In February the division was shifted to the 80th Rifle Corps, but returned to 9th Guards Corps in March. In the buildup to the offensive on Berlin in April the 61st Army was deployed on the east bank of the Oder from Nipperwiese to Alt Rudnitz. The Army was to launch its main attack with its left flank, forcing the river along a 2.5 km sector from Hohenwutzow to Neuglitzen. The 415th was one of six divisions, including the rest of 9th Guards and the 89th Rifle Corps, grouped along the axis of the main attack. Within its Corps, the division was in the second echelon while the 75th and 12th Guards were in first echelon. Although the main offensive began on April 16, 61st Army did not attack until the next day, when it won a bridgehead 3 km wide and up to 1,000m deep.
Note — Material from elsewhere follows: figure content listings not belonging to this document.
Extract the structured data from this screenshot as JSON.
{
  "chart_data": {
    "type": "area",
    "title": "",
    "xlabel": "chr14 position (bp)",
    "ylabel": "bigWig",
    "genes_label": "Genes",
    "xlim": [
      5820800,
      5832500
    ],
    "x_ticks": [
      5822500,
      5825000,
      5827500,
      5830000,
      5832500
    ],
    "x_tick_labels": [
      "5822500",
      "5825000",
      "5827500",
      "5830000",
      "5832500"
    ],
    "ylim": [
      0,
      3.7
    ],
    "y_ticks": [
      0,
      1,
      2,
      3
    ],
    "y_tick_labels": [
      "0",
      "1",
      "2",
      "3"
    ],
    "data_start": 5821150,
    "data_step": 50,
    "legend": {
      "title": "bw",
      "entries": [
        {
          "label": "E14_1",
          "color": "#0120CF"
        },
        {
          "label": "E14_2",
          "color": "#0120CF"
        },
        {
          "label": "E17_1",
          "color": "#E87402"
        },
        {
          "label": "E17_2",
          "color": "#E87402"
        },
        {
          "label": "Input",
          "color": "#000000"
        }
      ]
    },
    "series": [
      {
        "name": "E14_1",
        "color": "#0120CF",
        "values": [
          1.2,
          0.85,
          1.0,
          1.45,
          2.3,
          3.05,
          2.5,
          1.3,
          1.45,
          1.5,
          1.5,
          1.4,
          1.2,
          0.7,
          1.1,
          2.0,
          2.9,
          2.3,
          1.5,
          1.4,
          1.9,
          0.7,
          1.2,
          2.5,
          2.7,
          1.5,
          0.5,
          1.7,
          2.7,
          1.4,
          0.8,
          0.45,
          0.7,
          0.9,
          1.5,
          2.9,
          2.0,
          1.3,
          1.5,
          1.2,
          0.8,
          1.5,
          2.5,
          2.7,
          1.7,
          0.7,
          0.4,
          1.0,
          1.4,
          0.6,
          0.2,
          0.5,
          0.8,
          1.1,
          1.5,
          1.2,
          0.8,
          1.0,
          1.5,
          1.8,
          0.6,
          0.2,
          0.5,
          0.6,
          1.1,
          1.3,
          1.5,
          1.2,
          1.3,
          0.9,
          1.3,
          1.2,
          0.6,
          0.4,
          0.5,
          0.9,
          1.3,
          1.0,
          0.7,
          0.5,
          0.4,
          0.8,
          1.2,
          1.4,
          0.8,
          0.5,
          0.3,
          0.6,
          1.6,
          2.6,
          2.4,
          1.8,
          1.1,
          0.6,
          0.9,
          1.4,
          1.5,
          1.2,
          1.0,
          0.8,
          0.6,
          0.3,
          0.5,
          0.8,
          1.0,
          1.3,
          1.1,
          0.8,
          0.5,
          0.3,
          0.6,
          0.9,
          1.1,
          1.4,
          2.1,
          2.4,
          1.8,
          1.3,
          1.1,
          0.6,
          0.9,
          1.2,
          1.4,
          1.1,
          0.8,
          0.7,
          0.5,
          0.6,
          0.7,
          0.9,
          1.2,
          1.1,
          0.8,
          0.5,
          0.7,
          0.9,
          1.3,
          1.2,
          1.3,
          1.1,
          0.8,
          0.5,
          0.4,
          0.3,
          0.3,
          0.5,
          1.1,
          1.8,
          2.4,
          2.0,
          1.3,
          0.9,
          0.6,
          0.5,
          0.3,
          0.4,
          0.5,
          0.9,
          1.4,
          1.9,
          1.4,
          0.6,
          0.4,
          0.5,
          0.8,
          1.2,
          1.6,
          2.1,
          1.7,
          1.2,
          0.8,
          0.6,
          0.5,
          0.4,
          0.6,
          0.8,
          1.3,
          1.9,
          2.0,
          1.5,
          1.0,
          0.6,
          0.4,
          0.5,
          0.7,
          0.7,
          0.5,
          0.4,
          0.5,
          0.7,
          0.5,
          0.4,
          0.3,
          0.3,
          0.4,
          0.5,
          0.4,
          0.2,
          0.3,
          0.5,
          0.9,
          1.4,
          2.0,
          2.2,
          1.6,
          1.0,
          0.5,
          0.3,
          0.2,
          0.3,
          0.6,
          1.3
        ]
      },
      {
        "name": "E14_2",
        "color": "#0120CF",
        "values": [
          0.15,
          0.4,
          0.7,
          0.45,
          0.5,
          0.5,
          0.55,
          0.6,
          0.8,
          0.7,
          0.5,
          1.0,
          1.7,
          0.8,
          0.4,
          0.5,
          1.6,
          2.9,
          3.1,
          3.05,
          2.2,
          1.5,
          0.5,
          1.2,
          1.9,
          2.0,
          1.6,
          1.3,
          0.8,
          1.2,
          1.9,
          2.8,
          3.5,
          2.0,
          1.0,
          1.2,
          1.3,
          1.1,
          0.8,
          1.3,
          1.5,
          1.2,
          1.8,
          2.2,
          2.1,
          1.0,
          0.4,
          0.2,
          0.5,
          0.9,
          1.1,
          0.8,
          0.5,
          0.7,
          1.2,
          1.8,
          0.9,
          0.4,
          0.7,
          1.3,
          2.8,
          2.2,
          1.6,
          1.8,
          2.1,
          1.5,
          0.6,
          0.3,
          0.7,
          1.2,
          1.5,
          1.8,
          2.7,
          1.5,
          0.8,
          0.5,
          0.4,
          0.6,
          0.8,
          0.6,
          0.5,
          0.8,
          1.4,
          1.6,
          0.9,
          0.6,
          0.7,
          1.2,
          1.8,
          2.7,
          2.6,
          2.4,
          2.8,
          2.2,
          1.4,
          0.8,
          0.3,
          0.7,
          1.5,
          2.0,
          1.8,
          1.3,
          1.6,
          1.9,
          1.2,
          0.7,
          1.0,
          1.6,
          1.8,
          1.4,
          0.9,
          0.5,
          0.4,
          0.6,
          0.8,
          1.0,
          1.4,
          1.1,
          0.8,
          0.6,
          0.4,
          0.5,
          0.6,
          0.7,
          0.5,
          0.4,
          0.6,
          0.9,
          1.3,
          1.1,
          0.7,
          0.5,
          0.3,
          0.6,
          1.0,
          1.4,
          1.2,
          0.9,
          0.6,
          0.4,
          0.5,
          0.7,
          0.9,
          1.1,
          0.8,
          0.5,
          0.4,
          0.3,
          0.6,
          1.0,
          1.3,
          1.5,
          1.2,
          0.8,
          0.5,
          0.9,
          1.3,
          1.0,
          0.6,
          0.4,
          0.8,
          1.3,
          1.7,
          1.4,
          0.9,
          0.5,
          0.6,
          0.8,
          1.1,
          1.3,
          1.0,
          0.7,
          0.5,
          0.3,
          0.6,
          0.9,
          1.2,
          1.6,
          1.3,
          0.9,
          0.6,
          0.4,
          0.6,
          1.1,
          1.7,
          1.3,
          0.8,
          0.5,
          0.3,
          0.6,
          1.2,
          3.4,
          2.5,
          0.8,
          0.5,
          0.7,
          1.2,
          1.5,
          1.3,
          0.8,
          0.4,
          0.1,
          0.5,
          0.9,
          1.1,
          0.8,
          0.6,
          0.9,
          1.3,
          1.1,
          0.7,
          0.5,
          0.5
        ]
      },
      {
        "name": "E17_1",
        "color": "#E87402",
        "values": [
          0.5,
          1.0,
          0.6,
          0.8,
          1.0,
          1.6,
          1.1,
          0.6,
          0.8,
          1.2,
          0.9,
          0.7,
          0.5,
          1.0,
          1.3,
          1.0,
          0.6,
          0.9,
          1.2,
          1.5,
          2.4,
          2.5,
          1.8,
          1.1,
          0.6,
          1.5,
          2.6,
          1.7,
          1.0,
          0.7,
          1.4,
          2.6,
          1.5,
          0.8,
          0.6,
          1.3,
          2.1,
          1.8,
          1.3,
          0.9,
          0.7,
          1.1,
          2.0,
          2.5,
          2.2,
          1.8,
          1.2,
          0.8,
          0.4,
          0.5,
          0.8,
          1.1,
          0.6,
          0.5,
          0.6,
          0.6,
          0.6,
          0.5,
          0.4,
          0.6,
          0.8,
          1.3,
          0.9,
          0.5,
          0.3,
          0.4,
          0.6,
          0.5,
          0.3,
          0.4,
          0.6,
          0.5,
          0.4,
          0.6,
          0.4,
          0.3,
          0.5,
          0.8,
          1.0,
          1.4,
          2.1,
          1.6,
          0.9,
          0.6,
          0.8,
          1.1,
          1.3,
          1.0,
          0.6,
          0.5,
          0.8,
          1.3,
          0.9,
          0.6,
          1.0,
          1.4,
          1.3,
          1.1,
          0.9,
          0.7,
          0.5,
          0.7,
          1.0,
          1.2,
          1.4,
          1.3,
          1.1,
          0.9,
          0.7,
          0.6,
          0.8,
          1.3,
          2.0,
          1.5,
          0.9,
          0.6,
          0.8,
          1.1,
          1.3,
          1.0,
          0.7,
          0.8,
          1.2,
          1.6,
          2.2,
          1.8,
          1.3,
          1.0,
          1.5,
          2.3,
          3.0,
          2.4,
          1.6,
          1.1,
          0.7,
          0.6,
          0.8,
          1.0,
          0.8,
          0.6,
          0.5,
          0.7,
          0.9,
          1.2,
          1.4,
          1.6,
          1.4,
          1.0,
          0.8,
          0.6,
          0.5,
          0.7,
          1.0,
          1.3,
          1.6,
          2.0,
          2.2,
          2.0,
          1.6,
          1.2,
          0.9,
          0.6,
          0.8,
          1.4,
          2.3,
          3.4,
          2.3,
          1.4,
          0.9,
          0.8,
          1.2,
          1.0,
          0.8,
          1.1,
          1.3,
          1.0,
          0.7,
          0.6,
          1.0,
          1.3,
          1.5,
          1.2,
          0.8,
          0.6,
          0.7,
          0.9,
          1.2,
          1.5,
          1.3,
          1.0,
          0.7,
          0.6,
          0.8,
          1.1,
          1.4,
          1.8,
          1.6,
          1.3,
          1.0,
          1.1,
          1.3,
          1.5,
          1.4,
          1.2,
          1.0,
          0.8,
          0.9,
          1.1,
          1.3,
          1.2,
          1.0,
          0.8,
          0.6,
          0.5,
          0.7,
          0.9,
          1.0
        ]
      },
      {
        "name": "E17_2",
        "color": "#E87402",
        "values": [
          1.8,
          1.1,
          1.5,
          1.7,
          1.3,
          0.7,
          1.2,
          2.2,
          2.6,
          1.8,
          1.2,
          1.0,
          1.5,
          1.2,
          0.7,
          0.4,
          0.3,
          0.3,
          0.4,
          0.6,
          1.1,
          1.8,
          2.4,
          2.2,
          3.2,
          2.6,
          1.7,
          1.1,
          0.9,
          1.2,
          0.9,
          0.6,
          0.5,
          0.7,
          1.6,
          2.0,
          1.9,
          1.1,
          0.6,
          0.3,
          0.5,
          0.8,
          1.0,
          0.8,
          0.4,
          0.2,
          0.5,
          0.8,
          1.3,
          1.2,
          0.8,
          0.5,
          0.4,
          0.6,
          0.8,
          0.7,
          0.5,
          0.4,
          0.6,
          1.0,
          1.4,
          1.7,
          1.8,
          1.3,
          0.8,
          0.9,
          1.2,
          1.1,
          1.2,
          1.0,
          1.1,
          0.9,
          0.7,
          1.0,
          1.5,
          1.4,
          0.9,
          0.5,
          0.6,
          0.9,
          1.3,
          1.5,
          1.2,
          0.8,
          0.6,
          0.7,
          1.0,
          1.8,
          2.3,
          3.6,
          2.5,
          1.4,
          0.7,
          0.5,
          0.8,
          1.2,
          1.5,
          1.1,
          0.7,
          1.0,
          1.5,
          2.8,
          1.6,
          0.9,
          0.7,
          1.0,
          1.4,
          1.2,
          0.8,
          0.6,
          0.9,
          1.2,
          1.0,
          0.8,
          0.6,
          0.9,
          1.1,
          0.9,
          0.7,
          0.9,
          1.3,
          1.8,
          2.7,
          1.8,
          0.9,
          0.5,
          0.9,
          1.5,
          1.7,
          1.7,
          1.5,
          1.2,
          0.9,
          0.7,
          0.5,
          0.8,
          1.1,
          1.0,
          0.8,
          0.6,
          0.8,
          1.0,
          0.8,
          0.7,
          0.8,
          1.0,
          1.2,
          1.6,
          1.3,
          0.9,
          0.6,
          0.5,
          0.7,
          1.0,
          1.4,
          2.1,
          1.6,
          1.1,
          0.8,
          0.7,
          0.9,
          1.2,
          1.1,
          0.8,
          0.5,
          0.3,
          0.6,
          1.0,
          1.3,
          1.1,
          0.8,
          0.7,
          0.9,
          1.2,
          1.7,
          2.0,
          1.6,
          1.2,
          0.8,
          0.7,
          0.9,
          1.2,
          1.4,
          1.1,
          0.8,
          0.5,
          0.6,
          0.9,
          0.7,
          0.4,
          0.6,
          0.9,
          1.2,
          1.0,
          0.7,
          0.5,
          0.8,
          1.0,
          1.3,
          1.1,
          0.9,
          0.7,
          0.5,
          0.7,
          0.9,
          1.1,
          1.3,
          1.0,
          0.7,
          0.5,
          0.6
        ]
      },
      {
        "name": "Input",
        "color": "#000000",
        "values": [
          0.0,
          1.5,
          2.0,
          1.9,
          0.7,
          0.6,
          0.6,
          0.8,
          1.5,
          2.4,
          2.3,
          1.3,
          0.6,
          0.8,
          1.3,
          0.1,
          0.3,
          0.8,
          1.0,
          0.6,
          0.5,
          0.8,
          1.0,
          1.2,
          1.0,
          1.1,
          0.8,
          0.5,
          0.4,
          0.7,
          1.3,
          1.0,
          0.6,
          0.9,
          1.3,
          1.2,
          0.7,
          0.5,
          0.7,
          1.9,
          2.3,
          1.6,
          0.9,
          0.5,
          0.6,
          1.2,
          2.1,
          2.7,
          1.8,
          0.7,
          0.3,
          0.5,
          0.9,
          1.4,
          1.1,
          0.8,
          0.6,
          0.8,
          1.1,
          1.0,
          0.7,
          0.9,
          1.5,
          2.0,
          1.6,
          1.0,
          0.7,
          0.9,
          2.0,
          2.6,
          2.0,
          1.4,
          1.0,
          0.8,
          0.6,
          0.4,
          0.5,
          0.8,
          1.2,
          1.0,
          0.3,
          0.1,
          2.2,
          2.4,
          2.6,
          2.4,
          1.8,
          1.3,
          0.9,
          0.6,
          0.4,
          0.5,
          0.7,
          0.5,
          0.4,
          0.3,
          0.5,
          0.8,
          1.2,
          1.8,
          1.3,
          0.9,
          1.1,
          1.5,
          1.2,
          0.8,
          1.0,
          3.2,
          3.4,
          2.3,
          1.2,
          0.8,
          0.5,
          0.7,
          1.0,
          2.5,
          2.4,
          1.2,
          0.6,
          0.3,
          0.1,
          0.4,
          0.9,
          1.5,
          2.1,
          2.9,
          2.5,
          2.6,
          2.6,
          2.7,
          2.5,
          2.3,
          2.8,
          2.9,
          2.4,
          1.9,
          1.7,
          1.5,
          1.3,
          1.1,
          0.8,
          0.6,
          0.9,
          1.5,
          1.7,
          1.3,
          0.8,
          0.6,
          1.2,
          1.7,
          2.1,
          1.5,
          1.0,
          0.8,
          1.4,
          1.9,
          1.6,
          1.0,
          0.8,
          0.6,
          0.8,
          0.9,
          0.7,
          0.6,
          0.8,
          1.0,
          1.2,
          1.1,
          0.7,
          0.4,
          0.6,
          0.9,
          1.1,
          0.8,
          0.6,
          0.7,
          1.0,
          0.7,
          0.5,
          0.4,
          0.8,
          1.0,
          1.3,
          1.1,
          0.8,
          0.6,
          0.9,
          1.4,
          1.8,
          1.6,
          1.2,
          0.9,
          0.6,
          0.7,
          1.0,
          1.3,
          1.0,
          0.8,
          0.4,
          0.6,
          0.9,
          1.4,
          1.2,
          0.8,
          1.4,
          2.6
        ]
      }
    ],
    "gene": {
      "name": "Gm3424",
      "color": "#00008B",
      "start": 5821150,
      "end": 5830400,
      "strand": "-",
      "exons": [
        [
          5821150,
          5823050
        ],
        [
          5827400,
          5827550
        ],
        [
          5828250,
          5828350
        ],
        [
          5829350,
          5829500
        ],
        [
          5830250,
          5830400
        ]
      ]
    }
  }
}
By the 22nd the Army had cleared the Oder and Alte Oder and had turned its front completely to the north; three days later it had reached points 55 km west of the Oder. On April 29 it forced the Havel River in the area of Zehdenick against minimal resistance. Finally, on May 2, having advanced 60 km during the day against no resistance, it reached the Elbe River in the area of Havelberg, and the next day met up with elements of the U.S. 84th Infantry Division near Gnefsdorf.

For its actions in the capture of the north German towns of Stargard, Naugard, and Polzin the division received its final decoration, the Order of Suvorov, 2nd degree, on April 26. On the same date the 1321st and 1326th Rifle Regiments were awarded the Order of Alexander Nevsky for their parts in the battles for Gollnow, Stepenitz and Massow. Thus, the division ended the war with the full title of 415th Rifle Mozyr, Order of the Red Banner, Order of Suvorov Division. (Russian: 415-я стрелковая Мозырьская Краснознамённая ордена Суворова дивизия).

== Postwar ==
According to STAVKA Order No. 11095 of May 29, 1945, part 6, the 415th is listed as one of the rifle divisions to be "disbanded in place". It was disbanded in Germany in accordance with the directive during summer 1945.